Kein Standort für Supermarkt geeignet

Teures Gutachten für die Tonne

Zahlreiche Zuhörer wollten in der jüngsten Gemeinderatssitzung erfahren, welchen Standort die Münchner Gesellschaft für Markt- und Absatzforschung (GMA) für einen neuen Supermarkt in Seeshaupt favorisiert. Doch das lang erwartete Gutachten sorgte für eine faustdicke Überraschung und lange Gesichter.

Derzeit gibt es mit dem Edeka in Seeshaupt nur einen Supermarkt.

Seeshaupt – Die von der Gemeinde für 12 852 Euro in Auftrag gegebene Analyse ist so stümperhaft, dass über ihren Inhalt nicht einmal diskutiert wurde. Schon im vergangenen Jahr hatte die Verwaltung die GMA damit beauftragt, die Perspektiven der Nahversorgung zu untersuchen. Deshalb waren sowohl die ortsansässigen Händler als auch 1800 Haushalte zur aktuellen Situation in Seeshaupt befragt worden.

Das Ergebnis zeigte, dass sich rund 16 Prozent der Gesamtbevölkerung eine Verbesserung vorstellen kann. Denn derzeit gibt es im Ort nur einen relativ kleinen Edeka-Markt mit wenigen Parkplätzen, viele Pendler erledigen ihre Besorgungen zudem in umliegenden Gemeinden. Während der damalige Bürgermeister Michael Bernwieser in der Studie einen „eindeutigen Bürgerwillen“ zu erkennen glaubte, gab es im Ratsgremium auch skeptische Stimmen. So kritisierte Armin Mell schon Anfang dieses Jahres die Untersuchungsmethodik der vermeintlichen Experten (wir berichteten). Gegen sechs Stimmen entschied die Ratsmehrheit schließlich, die Standortsuche voranzutreiben.

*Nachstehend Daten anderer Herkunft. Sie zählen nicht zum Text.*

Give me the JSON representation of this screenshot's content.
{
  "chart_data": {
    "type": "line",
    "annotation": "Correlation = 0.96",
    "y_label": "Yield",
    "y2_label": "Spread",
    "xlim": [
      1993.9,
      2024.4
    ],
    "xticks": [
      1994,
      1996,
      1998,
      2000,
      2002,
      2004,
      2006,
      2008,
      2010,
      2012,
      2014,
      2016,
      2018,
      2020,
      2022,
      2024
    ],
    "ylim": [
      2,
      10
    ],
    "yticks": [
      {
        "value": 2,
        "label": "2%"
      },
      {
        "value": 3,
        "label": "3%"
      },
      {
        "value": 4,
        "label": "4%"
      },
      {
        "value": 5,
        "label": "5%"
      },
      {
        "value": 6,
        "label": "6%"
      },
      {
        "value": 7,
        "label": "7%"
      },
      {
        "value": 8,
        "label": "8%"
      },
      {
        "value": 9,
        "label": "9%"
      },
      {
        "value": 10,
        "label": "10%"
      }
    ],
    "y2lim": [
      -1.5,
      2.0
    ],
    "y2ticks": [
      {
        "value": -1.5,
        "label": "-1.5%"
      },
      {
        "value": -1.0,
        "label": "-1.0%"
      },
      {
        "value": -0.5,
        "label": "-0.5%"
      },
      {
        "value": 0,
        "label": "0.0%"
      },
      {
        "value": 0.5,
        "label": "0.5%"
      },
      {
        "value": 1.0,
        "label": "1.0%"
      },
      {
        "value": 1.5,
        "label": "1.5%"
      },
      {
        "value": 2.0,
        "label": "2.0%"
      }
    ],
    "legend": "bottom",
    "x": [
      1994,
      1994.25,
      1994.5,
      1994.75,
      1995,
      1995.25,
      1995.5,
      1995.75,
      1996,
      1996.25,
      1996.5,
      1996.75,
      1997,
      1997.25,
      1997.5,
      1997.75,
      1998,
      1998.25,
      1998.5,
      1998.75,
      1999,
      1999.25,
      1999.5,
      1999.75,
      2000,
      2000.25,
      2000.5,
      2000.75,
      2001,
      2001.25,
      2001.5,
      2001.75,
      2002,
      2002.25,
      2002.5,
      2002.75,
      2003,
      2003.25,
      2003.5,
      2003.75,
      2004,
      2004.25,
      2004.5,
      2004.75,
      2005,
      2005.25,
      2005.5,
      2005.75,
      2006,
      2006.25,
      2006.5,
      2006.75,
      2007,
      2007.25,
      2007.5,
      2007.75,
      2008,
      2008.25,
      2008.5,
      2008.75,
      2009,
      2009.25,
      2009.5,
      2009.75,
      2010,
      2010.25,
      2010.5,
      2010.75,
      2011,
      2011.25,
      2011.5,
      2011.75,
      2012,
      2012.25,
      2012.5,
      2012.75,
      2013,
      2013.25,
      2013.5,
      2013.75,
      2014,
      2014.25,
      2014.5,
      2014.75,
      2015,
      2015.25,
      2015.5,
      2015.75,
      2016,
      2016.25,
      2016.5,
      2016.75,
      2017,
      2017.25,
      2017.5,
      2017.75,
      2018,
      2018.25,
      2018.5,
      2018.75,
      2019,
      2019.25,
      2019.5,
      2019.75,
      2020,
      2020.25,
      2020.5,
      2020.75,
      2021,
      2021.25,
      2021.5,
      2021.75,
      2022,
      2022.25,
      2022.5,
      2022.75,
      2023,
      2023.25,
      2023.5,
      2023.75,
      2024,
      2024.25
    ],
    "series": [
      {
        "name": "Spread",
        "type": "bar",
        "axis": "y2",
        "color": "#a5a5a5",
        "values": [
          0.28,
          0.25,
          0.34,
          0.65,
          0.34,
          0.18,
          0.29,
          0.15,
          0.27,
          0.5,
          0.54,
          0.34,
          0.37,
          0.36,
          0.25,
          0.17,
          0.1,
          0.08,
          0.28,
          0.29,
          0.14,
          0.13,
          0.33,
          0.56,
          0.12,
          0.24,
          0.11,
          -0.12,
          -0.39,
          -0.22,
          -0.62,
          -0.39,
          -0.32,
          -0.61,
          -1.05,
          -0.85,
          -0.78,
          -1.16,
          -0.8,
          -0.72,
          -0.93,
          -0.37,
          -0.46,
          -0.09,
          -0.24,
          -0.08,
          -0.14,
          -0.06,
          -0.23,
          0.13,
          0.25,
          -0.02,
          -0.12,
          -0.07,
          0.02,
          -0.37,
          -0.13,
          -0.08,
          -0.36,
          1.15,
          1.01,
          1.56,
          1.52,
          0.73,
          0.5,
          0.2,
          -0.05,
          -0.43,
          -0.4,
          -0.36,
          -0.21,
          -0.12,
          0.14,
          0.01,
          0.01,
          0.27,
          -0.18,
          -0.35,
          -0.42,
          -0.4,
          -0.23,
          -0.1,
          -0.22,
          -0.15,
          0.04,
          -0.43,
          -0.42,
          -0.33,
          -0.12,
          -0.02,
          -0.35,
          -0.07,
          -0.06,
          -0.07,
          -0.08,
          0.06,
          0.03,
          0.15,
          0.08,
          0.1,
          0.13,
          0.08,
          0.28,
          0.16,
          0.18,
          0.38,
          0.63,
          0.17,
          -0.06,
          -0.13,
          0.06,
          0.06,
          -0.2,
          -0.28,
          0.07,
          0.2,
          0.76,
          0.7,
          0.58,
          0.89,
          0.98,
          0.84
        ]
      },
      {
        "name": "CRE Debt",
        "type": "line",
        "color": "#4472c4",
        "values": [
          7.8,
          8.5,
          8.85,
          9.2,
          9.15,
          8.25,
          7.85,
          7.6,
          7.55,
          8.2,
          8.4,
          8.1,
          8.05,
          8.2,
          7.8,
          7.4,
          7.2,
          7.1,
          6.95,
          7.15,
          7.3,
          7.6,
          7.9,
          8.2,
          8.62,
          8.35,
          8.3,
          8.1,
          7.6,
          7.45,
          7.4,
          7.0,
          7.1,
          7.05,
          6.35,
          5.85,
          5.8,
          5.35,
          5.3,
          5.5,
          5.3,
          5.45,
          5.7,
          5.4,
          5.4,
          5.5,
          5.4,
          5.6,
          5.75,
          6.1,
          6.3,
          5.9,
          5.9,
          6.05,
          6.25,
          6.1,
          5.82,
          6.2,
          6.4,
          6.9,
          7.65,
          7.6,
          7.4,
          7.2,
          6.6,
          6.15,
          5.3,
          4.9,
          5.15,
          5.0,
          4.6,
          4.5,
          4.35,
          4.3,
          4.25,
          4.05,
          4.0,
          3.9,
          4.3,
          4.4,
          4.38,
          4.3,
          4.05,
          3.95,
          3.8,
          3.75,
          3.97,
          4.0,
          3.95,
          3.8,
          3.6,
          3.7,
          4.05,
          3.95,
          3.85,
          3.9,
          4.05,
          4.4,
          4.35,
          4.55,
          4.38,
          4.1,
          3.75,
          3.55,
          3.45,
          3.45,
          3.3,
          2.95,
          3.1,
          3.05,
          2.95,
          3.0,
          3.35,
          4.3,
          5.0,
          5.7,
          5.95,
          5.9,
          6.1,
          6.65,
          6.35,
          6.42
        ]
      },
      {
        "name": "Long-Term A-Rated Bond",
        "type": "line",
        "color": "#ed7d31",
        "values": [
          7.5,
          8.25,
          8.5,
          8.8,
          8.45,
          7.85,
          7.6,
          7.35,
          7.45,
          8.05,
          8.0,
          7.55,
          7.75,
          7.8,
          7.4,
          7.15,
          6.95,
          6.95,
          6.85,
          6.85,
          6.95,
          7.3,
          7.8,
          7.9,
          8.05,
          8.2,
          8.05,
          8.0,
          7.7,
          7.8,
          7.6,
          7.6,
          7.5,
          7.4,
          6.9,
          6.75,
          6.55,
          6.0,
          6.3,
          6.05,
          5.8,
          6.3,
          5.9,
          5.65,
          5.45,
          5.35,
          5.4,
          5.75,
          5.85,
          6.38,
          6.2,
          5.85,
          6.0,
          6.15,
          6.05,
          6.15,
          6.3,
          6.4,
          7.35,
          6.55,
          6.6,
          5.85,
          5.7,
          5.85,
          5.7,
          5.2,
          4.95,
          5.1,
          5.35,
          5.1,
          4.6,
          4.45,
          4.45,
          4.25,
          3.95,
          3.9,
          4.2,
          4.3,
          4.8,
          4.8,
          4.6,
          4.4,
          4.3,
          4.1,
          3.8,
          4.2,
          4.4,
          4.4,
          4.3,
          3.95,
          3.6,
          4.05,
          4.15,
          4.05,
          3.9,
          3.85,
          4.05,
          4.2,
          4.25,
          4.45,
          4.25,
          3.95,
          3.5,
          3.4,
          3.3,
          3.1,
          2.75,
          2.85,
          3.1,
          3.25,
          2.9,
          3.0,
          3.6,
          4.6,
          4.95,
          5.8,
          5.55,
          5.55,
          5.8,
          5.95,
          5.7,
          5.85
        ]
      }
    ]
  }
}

12 852 Euro für Gutachten gezahlt

Nach den Kommunalwahlen und dem Wechsel des Bürgermeisters erkundigten sich Zuhörer in der Ratssitzung nach dem Ergebnis, doch das neue Gemeindeoberhaupt Fritz Egold musste passen: „Mir ist nichts bekannt“, sagte er damals, musste aber jetzt in der jüngsten Sitzung einräumen, dass die GMA-Analyse bereits am 3. März bei der Verwaltung eingegangen war und die 12 852 Euro dafür auch bezahlt wurden.

Von den untersuchten fünf Standorten, so Egold, eigne sich keiner für einen weiteren Einkaufsmarkt, weil es überall Probleme mit der Bauleitplanung und den sich daraus ergebenden Konsequenzen gebe. Deutlich wurde Armin Mell: Er ließ kein gutes Haar an der Studie, die er als „fragwürdig und unbrauchbar“ bezeichnete.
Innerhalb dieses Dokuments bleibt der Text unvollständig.